The problem is that the Nvidia GeForce RTX 3080 will be launching at $699, and is expected to be up to 70% faster in titles with ray tracing than the RTX 2080 Ti, which has still been selling for $1000+ in recent months. Similarly, the RTX 3070 will be launching at $499, and is expected to match the 2080 Ti in most areas of performance, but be significantly stronger at ray tracing.
The exceptional pricing of the RTX 3080 and 3070 mean that not only are recent 2080 Ti buyers feeling cheated in performance terms, those planning to upgrade to the RTX 30 Series are finding the resale values of the cards plummeting as a flood of them hit the market. Used cards have already been sold on eBay for as low as $550, while the slightly upgraded 2080 Ti Super Founders Edition has dropped to $850 new on Amazon.

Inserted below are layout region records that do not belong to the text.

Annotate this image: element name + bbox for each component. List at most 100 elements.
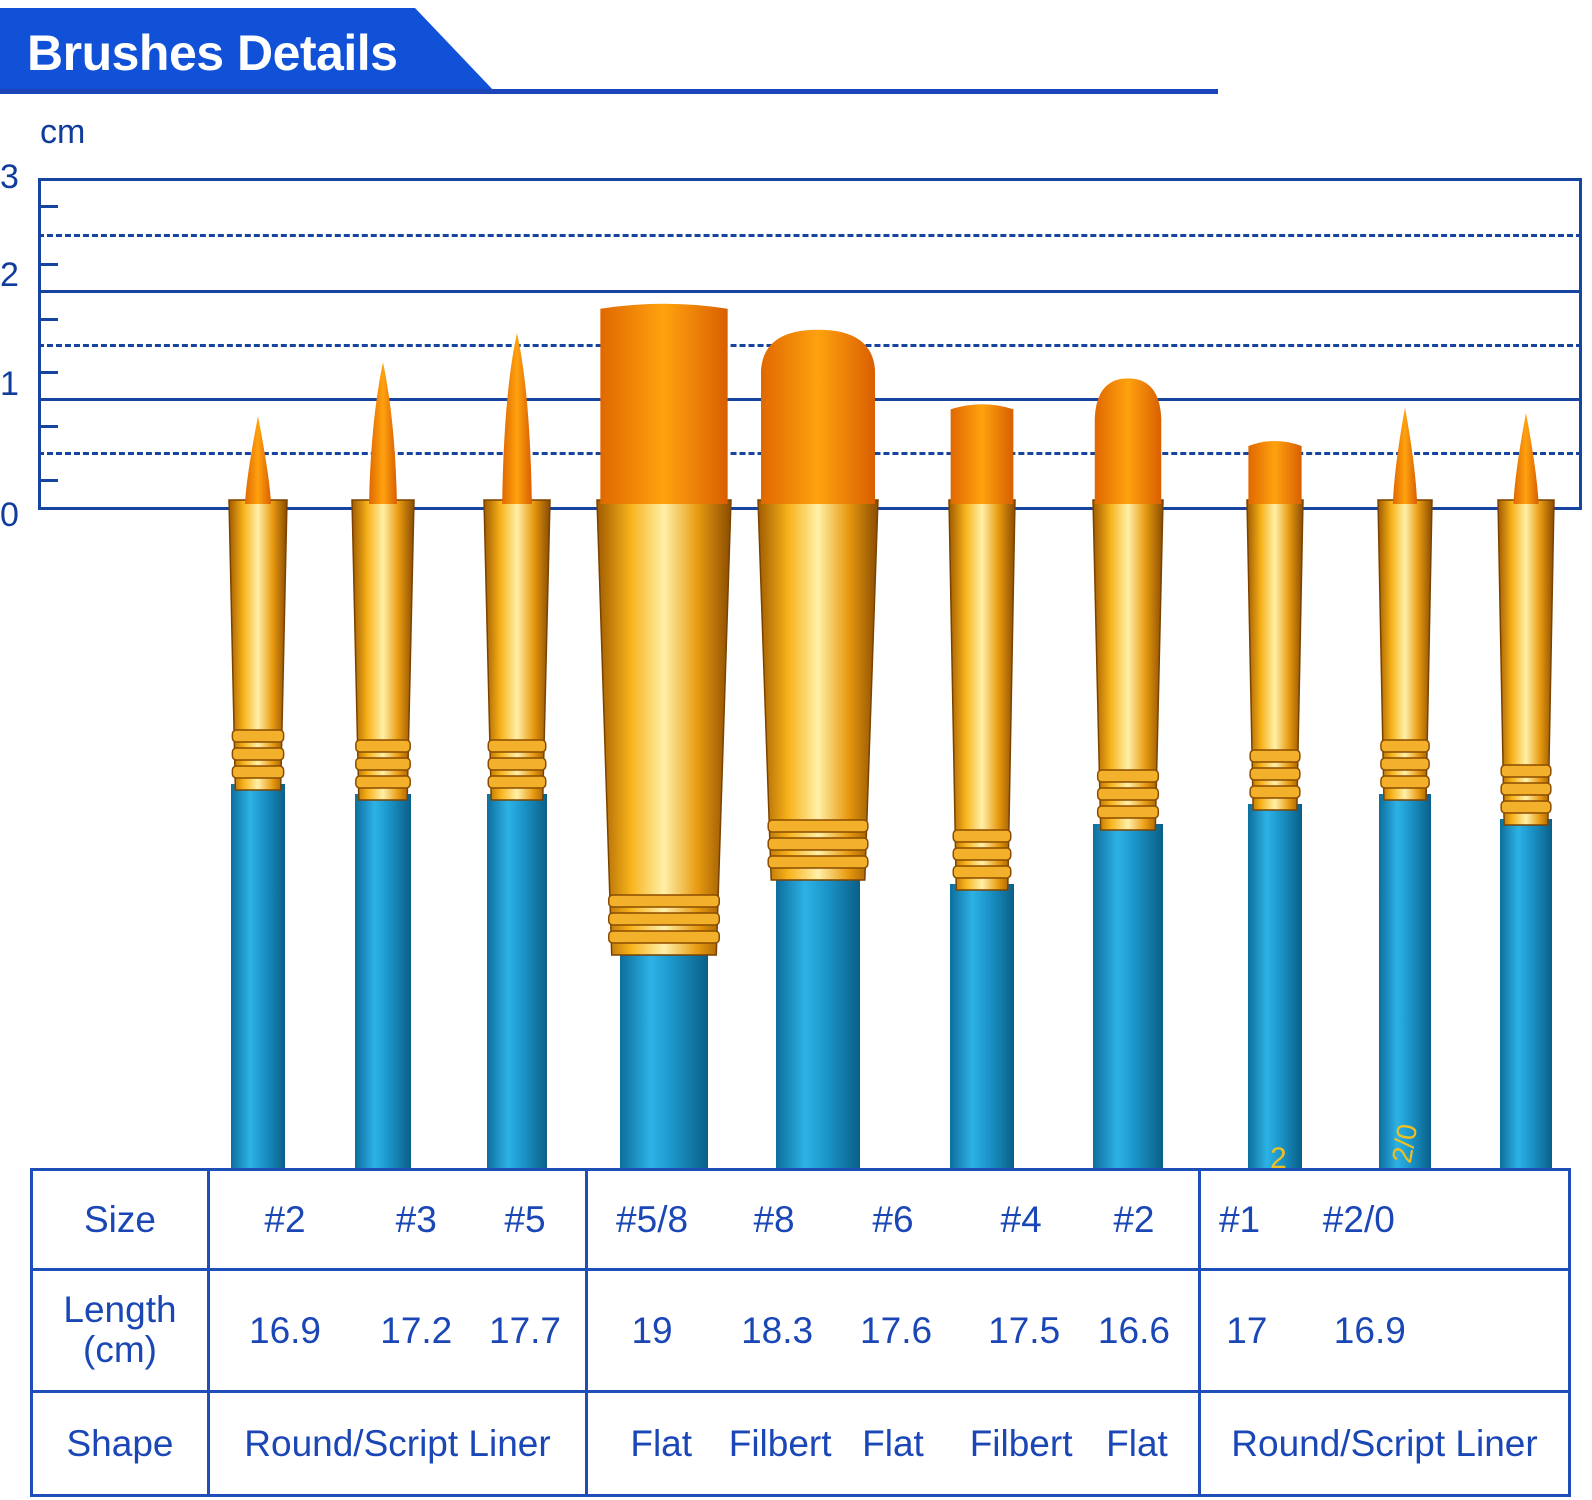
- brush-ferrule-crimp: [231, 765, 285, 779]
- brush-ferrule-crimp: [1500, 764, 1552, 778]
- ruler-tick: [38, 205, 58, 208]
- size-group-3: #1 #2/0: [1198, 1168, 1571, 1271]
- shape-group-1: Round/Script Liner: [207, 1390, 588, 1497]
- brush-handle: [1093, 824, 1163, 1170]
- brush-ferrule-crimp: [487, 739, 547, 753]
- brush-ferrule-crimp: [1500, 782, 1552, 796]
- brush-handle: [1379, 794, 1431, 1170]
- brush-ferrule-crimp: [1096, 787, 1160, 801]
- brush-ferrule-crimp: [1249, 767, 1301, 781]
- brush-spec-table: Size #2 #3 #5 #5/8 #8 #6 #4 #2 #1 #2/0 L…: [30, 1168, 1571, 1497]
- brush-ferrule-crimp: [355, 757, 411, 771]
- brush-handle: [487, 794, 547, 1170]
- brush-ferrule: [483, 499, 551, 801]
- brush-handle: [231, 784, 285, 1170]
- size-group-1: #2 #3 #5: [207, 1168, 588, 1271]
- length-value: 17.5: [988, 1309, 1061, 1351]
- brush-handle: [355, 794, 411, 1170]
- size-value: #1: [1218, 1198, 1261, 1240]
- size-value: #5: [504, 1198, 546, 1240]
- handle-size-mark: 2/0: [1386, 1122, 1423, 1166]
- shape-value: Flat: [1106, 1422, 1168, 1464]
- brush-ferrule-crimp: [487, 757, 547, 771]
- length-value: 17: [1226, 1309, 1268, 1351]
- brush-handle: [1248, 804, 1302, 1170]
- size-group-2: #5/8 #8 #6 #4 #2: [585, 1168, 1201, 1271]
- size-value: #6: [872, 1198, 914, 1240]
- length-value: 19: [631, 1309, 673, 1351]
- row-header-size: Size: [30, 1168, 210, 1271]
- brush-ferrule-crimp: [607, 912, 721, 926]
- scale-tick-label: 1: [0, 365, 19, 403]
- brush-bristles: [1392, 407, 1418, 504]
- brush-handle: [950, 884, 1014, 1170]
- length-group-3: 17 16.9: [1198, 1268, 1571, 1393]
- brush-ferrule: [351, 499, 415, 801]
- brushes-illustration: 2 2/0: [228, 303, 1555, 1170]
- brush-ferrule-crimp: [487, 775, 547, 789]
- brush-ferrule: [228, 499, 288, 791]
- brush-ferrule-crimp: [1500, 800, 1552, 814]
- shape-value: Flat: [862, 1422, 924, 1464]
- brush-ferrule: [1246, 499, 1304, 811]
- header-underline: [0, 89, 1218, 94]
- scale-dashed-line: [38, 234, 1582, 237]
- shape-value: Flat: [630, 1422, 693, 1464]
- length-value: 17.2: [380, 1309, 453, 1351]
- size-value: #5/8: [616, 1198, 689, 1240]
- table-row-shape: Shape Round/Script Liner Flat Filbert Fl…: [30, 1390, 1571, 1497]
- shape-group-3: Round/Script Liner: [1198, 1390, 1571, 1497]
- table-row-size: Size #2 #3 #5 #5/8 #8 #6 #4 #2 #1 #2/0: [30, 1168, 1571, 1271]
- brush-ferrule-crimp: [952, 829, 1012, 843]
- brush-ferrule-crimp: [1380, 775, 1430, 789]
- brush-ferrule-crimp: [1249, 785, 1301, 799]
- table-row-length: Length (cm) 16.9 17.2 17.7 19 18.3 17.6 …: [30, 1268, 1571, 1393]
- length-value: 16.9: [1333, 1309, 1406, 1351]
- handle-size-mark: 2: [1270, 1142, 1287, 1170]
- brush-ferrule-crimp: [1096, 769, 1160, 783]
- brush-ferrule-crimp: [231, 747, 285, 761]
- page-title: Brushes Details: [27, 25, 398, 81]
- brush-ferrule-crimp: [355, 775, 411, 789]
- length-group-1: 16.9 17.2 17.7: [207, 1268, 588, 1393]
- ruler-tick: [38, 479, 58, 482]
- brush-ferrule-crimp: [767, 855, 869, 869]
- brush-bristles: [1248, 440, 1302, 504]
- brush-ferrule-crimp: [607, 930, 721, 944]
- brush-ferrule-crimp: [767, 837, 869, 851]
- brush-ferrule-crimp: [1380, 739, 1430, 753]
- size-value: #8: [753, 1198, 795, 1240]
- ruler-tick: [38, 425, 58, 428]
- brush-bristles: [244, 416, 272, 504]
- header-banner: [0, 8, 495, 92]
- brush-bristles: [1513, 412, 1539, 504]
- brush-ferrule-crimp: [1380, 757, 1430, 771]
- brush-bristles: [502, 333, 532, 504]
- ruler-tick: [38, 263, 58, 266]
- scale-unit-label: cm: [40, 113, 86, 151]
- size-value: #2: [1113, 1198, 1155, 1240]
- shape-value: Round/Script Liner: [1231, 1422, 1538, 1464]
- brush-ferrule: [1377, 499, 1433, 801]
- length-value: 17.6: [860, 1309, 933, 1351]
- size-value: #2/0: [1322, 1198, 1395, 1240]
- shape-value: Filbert: [728, 1422, 832, 1464]
- size-value: #3: [395, 1198, 437, 1240]
- brush-handle: [776, 874, 860, 1170]
- shape-value: Filbert: [969, 1422, 1073, 1464]
- length-value: 18.3: [741, 1309, 814, 1351]
- length-value: 16.9: [248, 1309, 322, 1351]
- length-value: 17.7: [488, 1309, 562, 1351]
- brush-handle: [1500, 819, 1552, 1170]
- ruler-tick: [38, 371, 58, 374]
- brush-ferrule-crimp: [952, 865, 1012, 879]
- length-value: 16.6: [1097, 1309, 1170, 1351]
- size-value: #2: [264, 1198, 306, 1240]
- scale-tick-label: 0: [0, 496, 19, 534]
- brush-ferrule: [596, 499, 732, 956]
- brush-ferrule-crimp: [231, 729, 285, 743]
- shape-value: Round/Script Liner: [244, 1422, 551, 1464]
- brush-ferrule-crimp: [952, 847, 1012, 861]
- scale-line: [38, 290, 1582, 293]
- ruler-tick: [38, 318, 58, 321]
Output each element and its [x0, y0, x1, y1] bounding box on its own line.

Much attention has been placed on the flagship RTX 3090, the gigantic performance increases that come with 24 GB of next generation GDDR6X memory, and the claim from Nvidia that 8K resolution gaming is achievable with the card before most gamers have even upgraded to 4K. Yet for the majority of people, it is the RTX 3080 and RTX 3070 that provide the realistic upgrade options, and the reveal shows Nvidia being super competitive in its aim of attracting gamers away from AMD cards. The price points could even start a mid-range price war, as if AMD cannot find a performance boost in the same region for its upcoming RDNA2 powered Navi 2X cards, it may need to rely on low pricing to attract gamers.
By any measure, Nvidia has knocked the RTX 30 Series reveal out of the park, combining huge performance gains with amazing value pricing on the mid range cards. Not only will the price points cause huge concern for AMD, but potentially for Sony too, as high performance ray tracing gaming PCs become significantly more affordable. It is understandable though, why gamers would feel ripped off after buying a 2080 Ti recently, with low supply keeping prices high, few would have anticipated that a similarly powerful card will be available for half the price just a few months later.
Whether Nvidia chooses to tackle this problem with discounts or gifts remains to be seen, but for gamers looking for high-value ways to upgrade graphics performance, there has probably never been a better time.
Nvidia GeForce RTX 3080 will be available on September 17, GeForce RTX 3090 on September 24, and GeForce RTX 3070 in October.